The only thing currently holding me back is that I am looking for new premises to work from. A good thing to come from this has been meeting some really good people who have a shared interest in the kind of workshop set up I am looking for.

You and making crafts

What feelings or reactions do you hope to arouse in people who view your work? Are you ever surprised by reactions that you get?


I love people to feel the character of the pieces I make. I want to evoke humour, uncertainty, and even fear sometimes.

I once had someone that couldn’t come near Beatrice the Alligator, because they were absolutely petrified. I spoke to them outside the show and told them it was the biggest compliment I have ever had.

From start to finish, how long does it take for you to create your work?


The larger pieces of sculpture I make can take anything from 1 to 3 months to complete. Smaller pieces take between 3 days to 2 weeks. It really depends on the project.

Grasshopper by Alan Williams

What music do you like to listen to when you work?


I like to listen to a diverse collection of my own music whilst working, and cannot abide radio 1 or stations full of advertising.

What are you working on next? Any future plans or projects in the pipeline that we should look out for?


I am currently working on some smaller detailed sculpture using recycled objects. I am really excited about using new materials, and feel I am currently moving into some new areas with my personal work.

Being inspired by making crafts

Who (living or dead) inspires you? and why?


I think I am more musically inspired by others than I am visually. Nature is my sketchbook, music is my muse.

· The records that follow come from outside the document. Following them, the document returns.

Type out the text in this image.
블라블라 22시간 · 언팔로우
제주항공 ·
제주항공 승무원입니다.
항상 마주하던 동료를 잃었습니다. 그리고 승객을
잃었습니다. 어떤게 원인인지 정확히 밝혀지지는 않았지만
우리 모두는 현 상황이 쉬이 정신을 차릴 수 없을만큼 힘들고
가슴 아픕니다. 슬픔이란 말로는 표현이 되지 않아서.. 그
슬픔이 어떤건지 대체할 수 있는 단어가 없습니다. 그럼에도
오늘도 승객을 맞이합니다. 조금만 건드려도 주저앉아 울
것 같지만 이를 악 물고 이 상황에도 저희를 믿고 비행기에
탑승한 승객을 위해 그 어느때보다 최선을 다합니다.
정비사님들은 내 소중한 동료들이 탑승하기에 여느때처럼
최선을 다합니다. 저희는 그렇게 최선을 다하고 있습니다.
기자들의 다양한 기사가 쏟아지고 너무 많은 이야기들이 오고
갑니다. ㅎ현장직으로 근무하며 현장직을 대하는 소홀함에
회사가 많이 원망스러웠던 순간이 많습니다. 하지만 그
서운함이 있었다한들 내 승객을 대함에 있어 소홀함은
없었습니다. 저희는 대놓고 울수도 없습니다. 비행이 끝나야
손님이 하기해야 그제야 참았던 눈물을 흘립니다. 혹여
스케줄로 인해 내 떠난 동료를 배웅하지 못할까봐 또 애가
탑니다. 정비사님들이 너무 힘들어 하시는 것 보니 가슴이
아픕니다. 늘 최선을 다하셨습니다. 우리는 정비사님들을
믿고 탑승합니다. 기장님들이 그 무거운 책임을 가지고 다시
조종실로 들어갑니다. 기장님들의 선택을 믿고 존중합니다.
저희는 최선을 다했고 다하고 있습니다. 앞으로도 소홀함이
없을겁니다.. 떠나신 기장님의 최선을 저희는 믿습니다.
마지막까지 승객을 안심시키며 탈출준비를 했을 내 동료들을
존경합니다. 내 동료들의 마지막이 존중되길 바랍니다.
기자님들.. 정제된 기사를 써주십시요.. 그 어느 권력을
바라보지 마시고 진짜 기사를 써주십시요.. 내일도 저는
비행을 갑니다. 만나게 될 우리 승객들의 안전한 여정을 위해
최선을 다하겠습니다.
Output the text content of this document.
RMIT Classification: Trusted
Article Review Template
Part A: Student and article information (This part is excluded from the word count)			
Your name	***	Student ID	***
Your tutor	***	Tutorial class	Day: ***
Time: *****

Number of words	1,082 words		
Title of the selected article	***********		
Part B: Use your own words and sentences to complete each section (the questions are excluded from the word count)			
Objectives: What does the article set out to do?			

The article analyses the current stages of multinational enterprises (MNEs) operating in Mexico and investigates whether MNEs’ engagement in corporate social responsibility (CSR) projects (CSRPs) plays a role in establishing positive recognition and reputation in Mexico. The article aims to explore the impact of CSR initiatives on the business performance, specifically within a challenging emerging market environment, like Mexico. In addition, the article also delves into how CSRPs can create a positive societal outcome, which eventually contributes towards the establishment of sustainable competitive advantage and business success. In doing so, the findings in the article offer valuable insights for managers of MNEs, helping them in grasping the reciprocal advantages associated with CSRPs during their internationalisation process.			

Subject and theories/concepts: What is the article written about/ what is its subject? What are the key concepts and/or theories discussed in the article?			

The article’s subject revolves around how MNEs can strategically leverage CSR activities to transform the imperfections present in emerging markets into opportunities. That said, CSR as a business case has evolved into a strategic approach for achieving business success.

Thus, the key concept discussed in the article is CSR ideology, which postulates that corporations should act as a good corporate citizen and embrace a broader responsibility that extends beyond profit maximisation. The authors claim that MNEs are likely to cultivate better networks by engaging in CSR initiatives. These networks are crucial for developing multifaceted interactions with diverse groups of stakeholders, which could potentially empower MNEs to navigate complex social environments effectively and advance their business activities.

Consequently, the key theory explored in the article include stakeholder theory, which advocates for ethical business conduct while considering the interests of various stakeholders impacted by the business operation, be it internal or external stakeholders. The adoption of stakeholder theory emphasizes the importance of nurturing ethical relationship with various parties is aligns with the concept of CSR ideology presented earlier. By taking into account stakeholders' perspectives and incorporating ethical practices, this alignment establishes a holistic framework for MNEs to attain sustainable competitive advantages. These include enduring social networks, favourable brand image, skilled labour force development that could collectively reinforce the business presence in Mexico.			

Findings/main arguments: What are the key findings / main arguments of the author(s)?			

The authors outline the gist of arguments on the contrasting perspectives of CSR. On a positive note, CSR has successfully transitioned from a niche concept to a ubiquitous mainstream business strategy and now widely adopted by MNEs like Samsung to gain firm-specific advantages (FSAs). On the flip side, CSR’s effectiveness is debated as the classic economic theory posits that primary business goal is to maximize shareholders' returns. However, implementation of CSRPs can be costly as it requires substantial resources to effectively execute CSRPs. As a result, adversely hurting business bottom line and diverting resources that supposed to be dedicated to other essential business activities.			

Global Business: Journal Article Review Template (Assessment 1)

What feelings, subjects or concepts inspire you as a crafts maker?


The concept of living a creative life is an inspiring concept for me, though it is not without it’s challenges.

What is your favourite work that you’ve produced so far and why?


Beatrice the Alligator is one of my favourite pieces because it sowed me how much life, expression, and attitude you can get from a load of old saw blades and scrap metal.

a crafts maker’s advice

For those thinking about turning a passion for making crafts into a career, could you give any advice?


When turning a passion into money, it still has to be more about the art than the money, or you will lose inspiration. Keep going, and when things change keep going, and when it all falls apart, keep going.

Any tips on how to get your work seen and get the commissions coming in?


Vulture by Alan Williams

Exhibitions and events are a good way to get your name out there and your work seen.